入浴事故にご注意ください!

高齢者の入浴事故について

厚生労働省の人口動態統計(平成29年)によると、家庭の浴室での溺死者数は、平成28年は5,138人であり、平成26年と比べて増加しており、平成18年から平成28年までの10年間で約1.5倍に増加しています。また、年齢別にみてみると、65歳以上の高齢者の家庭内浴室での溺死者数は全体の約9割を占めており、大津市でも65歳以上の溺死者数が全体の86%を占めています。

全国での入浴中溺死者数推移

大津市での入浴中の溺死者数年齢別グラフ

入浴事故の増える時期

大津市における入浴中の事故を月別でみてみると、11月~2月に年間の約半数を占めています。冬場に入浴中の事故が起こりやすい要因として、気温の低下が考えられます。

大津市内での入浴中の事故月別グラフ

冬場に起こりやすい入浴事故の対策と予防

冬場に起こりやすい入浴に関する事故としてヒートショックがあります。

ヒートショックとは、急激な温度の変化によって血圧が大きく変動するなど、身体に大きな負担がかかることで起こり、失神、不整脈などの症状が見られます。重傷の場合は死に至ることもあります。持病がない健康な方でもヒートショックは起こりえます。

ヒートショック イメージイラスト

気温が低くなる冬場の脱衣所や浴室は特に気温が低くなりがちです。衣服を脱いで急に浴槽に張った熱いお湯につかると、急激な温度差によって大きく血圧が変動し、ヒートショックが起こりやすい条件となります。

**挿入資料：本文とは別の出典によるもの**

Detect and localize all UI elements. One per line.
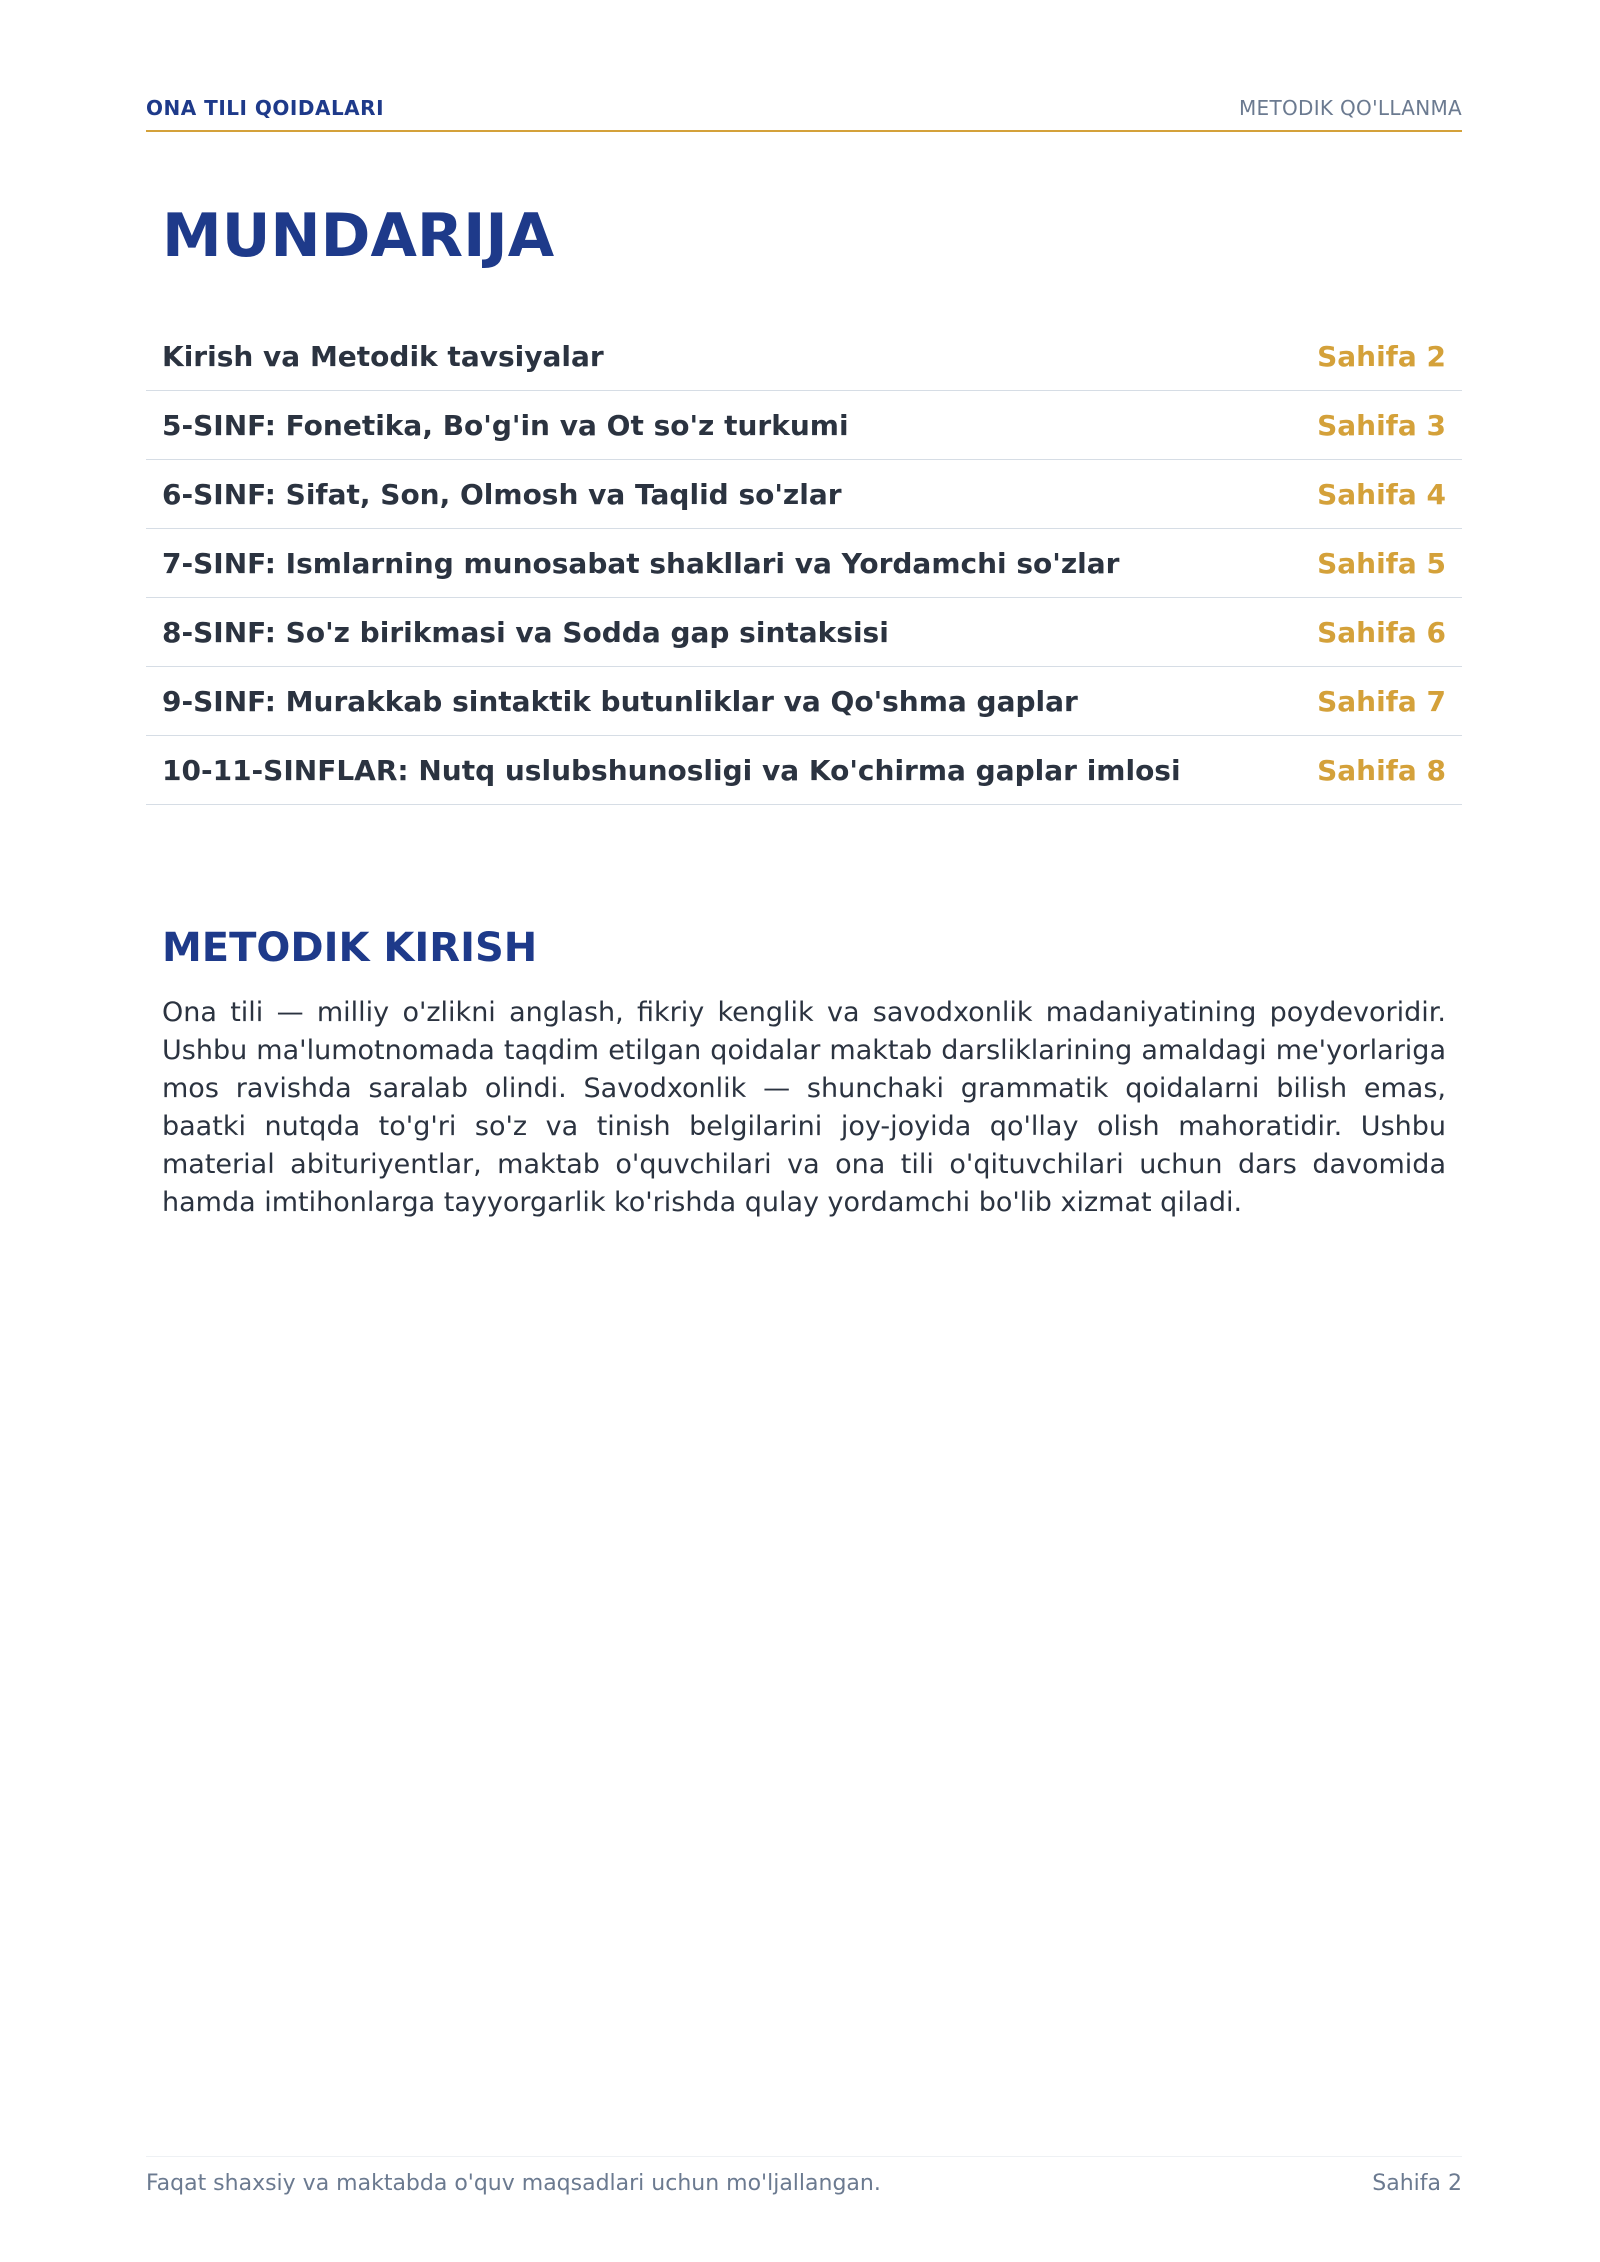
toc-item[interactable] bbox=[146, 322, 1462, 391]
toc-item-page: Sahifa 3 bbox=[1317, 408, 1446, 442]
page-header bbox=[146, 96, 1462, 132]
page-number: Sahifa 2 bbox=[1372, 2171, 1462, 2196]
toc-item[interactable] bbox=[146, 736, 1462, 805]
toc-item[interactable] bbox=[146, 391, 1462, 460]
toc-item-page: Sahifa 2 bbox=[1317, 339, 1446, 373]
toc-title: MUNDARIJA bbox=[162, 201, 555, 271]
toc-item-label: 8-SINF: So'z birikmasi va Sodda gap sintaksisi bbox=[162, 615, 889, 649]
toc-item-label: 7-SINF: Ismlarning munosabat shakllari va Yordamchi so'zlar bbox=[162, 546, 1120, 580]
intro-section-title: METODIK KIRISH bbox=[162, 925, 538, 971]
toc-item-label: 6-SINF: Sifat, Son, Olmosh va Taqlid so'zlar bbox=[162, 477, 842, 511]
toc-item-page: Sahifa 4 bbox=[1317, 477, 1446, 511]
toc-item-label: 10-11-SINFLAR: Nutq uslubshunosligi va Ko'chirma gaplar imlosi bbox=[162, 753, 1181, 787]
toc-item[interactable] bbox=[146, 460, 1462, 529]
table-of-contents bbox=[146, 322, 1462, 805]
toc-item[interactable] bbox=[146, 529, 1462, 598]
toc-item[interactable] bbox=[146, 667, 1462, 736]
footer-note: Faqat shaxsiy va maktabda o'quv maqsadlari uchun mo'ljallangan. bbox=[146, 2171, 881, 2196]
intro-paragraph: Ona tili — milliy o'zlikni anglash, fikriy kenglik va savodxonlik madaniyatining poydevoridir. Ushbu ma'lumotnomada taqdim etilgan qoidalar maktab darsliklarining amaldagi me'yorlariga mos ravishda saralab olindi. Savodxonlik — shunchaki grammatik qoidalarni bilish emas, baatki nutqda to'g'ri so'z va tinish belgilarini joy-joyida qo'llay olish mahoratidir. Ushbu material abituriyentlar, maktab o'quvchilari va ona tili o'qituvchilari uchun dars davomida hamda imtihonlarga tayyorgarlik ko'rishda qulay yordamchi bo'lib xizmat qiladi. bbox=[162, 997, 1446, 1218]
toc-item-label: Kirish va Metodik tavsiyalar bbox=[162, 339, 604, 373]
toc-item-page: Sahifa 5 bbox=[1317, 546, 1446, 580]
toc-item-label: 5-SINF: Fonetika, Bo'g'in va Ot so'z turkumi bbox=[162, 408, 849, 442]
toc-item-label: 9-SINF: Murakkab sintaktik butunliklar va Qo'shma gaplar bbox=[162, 684, 1078, 718]
header-title: ONA TILI QOIDALARI bbox=[146, 96, 385, 120]
toc-item-page: Sahifa 7 bbox=[1317, 684, 1446, 718]
toc-item-page: Sahifa 6 bbox=[1317, 615, 1446, 649]
toc-item-page: Sahifa 8 bbox=[1317, 753, 1446, 787]
page-footer bbox=[146, 2156, 1462, 2196]
header-subtitle: METODIK QO'LLANMA bbox=[1238, 96, 1462, 120]
toc-item[interactable] bbox=[146, 598, 1462, 667]
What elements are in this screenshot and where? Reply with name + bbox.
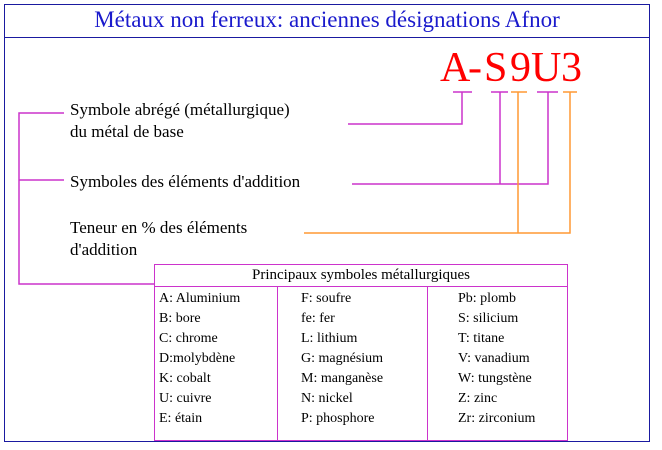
label-base-metal-2: du métal de base — [70, 122, 184, 141]
label-content-2: d'addition — [70, 240, 138, 259]
symbol-entry: N: nickel — [301, 391, 353, 406]
symbol-entry: K: cobalt — [159, 371, 211, 386]
symbol-entry: U: cuivre — [159, 391, 212, 406]
symbols-table — [154, 264, 568, 441]
label-base-metal-1: Symbole abrégé (métallurgique) — [70, 100, 290, 119]
column-divider-2 — [427, 287, 428, 440]
code-base-metal: A — [440, 45, 471, 91]
symbol-entry: G: magnésium — [301, 351, 384, 366]
label-addition-symbols: Symboles des éléments d'addition — [70, 172, 301, 191]
symbol-entry: D:molybdène — [159, 351, 236, 366]
symbol-entry: fe: fer — [301, 311, 335, 326]
symbols-column-2 — [301, 289, 383, 429]
label-content-1: Teneur en % des éléments — [70, 218, 248, 237]
symbol-entry: B: bore — [159, 311, 201, 326]
symbol-entry: F: soufre — [301, 291, 352, 306]
symbol-entry: E: étain — [159, 411, 203, 426]
symbol-entry: Z: zinc — [458, 391, 498, 406]
symbols-table-header: Principaux symboles métallurgiques — [155, 265, 567, 287]
symbol-entry: T: titane — [458, 331, 505, 346]
symbol-entry: L: lithium — [301, 331, 358, 346]
symbol-entry: S: silicium — [458, 311, 519, 326]
symbol-entry: C: chrome — [159, 331, 218, 346]
symbols-column-3 — [458, 289, 535, 429]
code-content-1: 9 — [510, 45, 531, 91]
line-content-2 — [304, 92, 570, 233]
symbol-entry: Pb: plomb — [458, 291, 516, 306]
symbol-entry: M: manganèse — [301, 371, 384, 386]
column-divider-1 — [277, 287, 278, 440]
symbol-entry: Zr: zirconium — [458, 411, 536, 426]
code-dash: - — [468, 45, 482, 91]
symbol-entry: A: Aluminium — [159, 291, 241, 306]
line-base-metal — [348, 92, 462, 124]
symbol-entry: P: phosphore — [301, 411, 375, 426]
symbol-entry: V: vanadium — [458, 351, 530, 366]
code-element-1: S — [484, 45, 508, 91]
symbols-column-1 — [159, 289, 240, 429]
code-content-2: 3 — [561, 45, 582, 91]
symbol-entry: W: tungstène — [458, 371, 532, 386]
diagram-title: Métaux non ferreux: anciennes désignations Afnor — [4, 4, 650, 38]
code-element-2: U — [531, 45, 562, 91]
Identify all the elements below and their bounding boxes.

厚生労働省によると、「入浴中急死は、体温上昇および低血圧による意識障害のために出浴が困難となり、さらに体温が上昇して致死的になる病態(熱中症)と考えられた」とあります。

予防と対策
  • 入浴前にあらかじめ脱衣所や浴室を温める、浴室に入る前にシャワーのお湯を出しておいて蒸気で浴室を温めるなどして温度の変化を少なくする。
     
  • 湯温は41度以下、浴槽につかる時間は10分以内に。
    熱いお湯につかること、長時間お湯につかることで体温が上昇しやすくなります。たとえ半身浴であっても長時間お湯につかっているとのぼせることがありますので、湯温は41度以下にして、浴槽につかる時間も10分以内にしましょう。
     
  • 浴槽からはゆっくり立ち上がる
    お湯につかっている間は身体に水圧かかっているので、急に浴槽から立ち上がることで急激な血圧変動を起こすことがあります。また、転倒の危険もあるので、手すりや浴槽の縁などをもってゆっくりと立ち上がるようにします。

浴室での転倒イメージイラスト

  • 一人で入るときは家人に声をかけてもらう
    入浴中の事故は早期発見がとても重要です。日頃から、一人で入浴する際には家人にひと声かけてから入り、入浴時間がいつもより長い時は声掛けをしたり、様子を伺うなどしましょう。
     
  • 飲酒後、食後の入浴は避ける
    食後は食後低血圧での失神のリスクがあるので、食後の入浴は避けるようにしましょう。体調が優れないときや、睡眠薬などを飲んだ後の入浴も思わぬ事故が起こる可能性があるので避けましょう。

事故の予防・早期発見が重要です!また、急変時には医療機関の受診も忘れずに。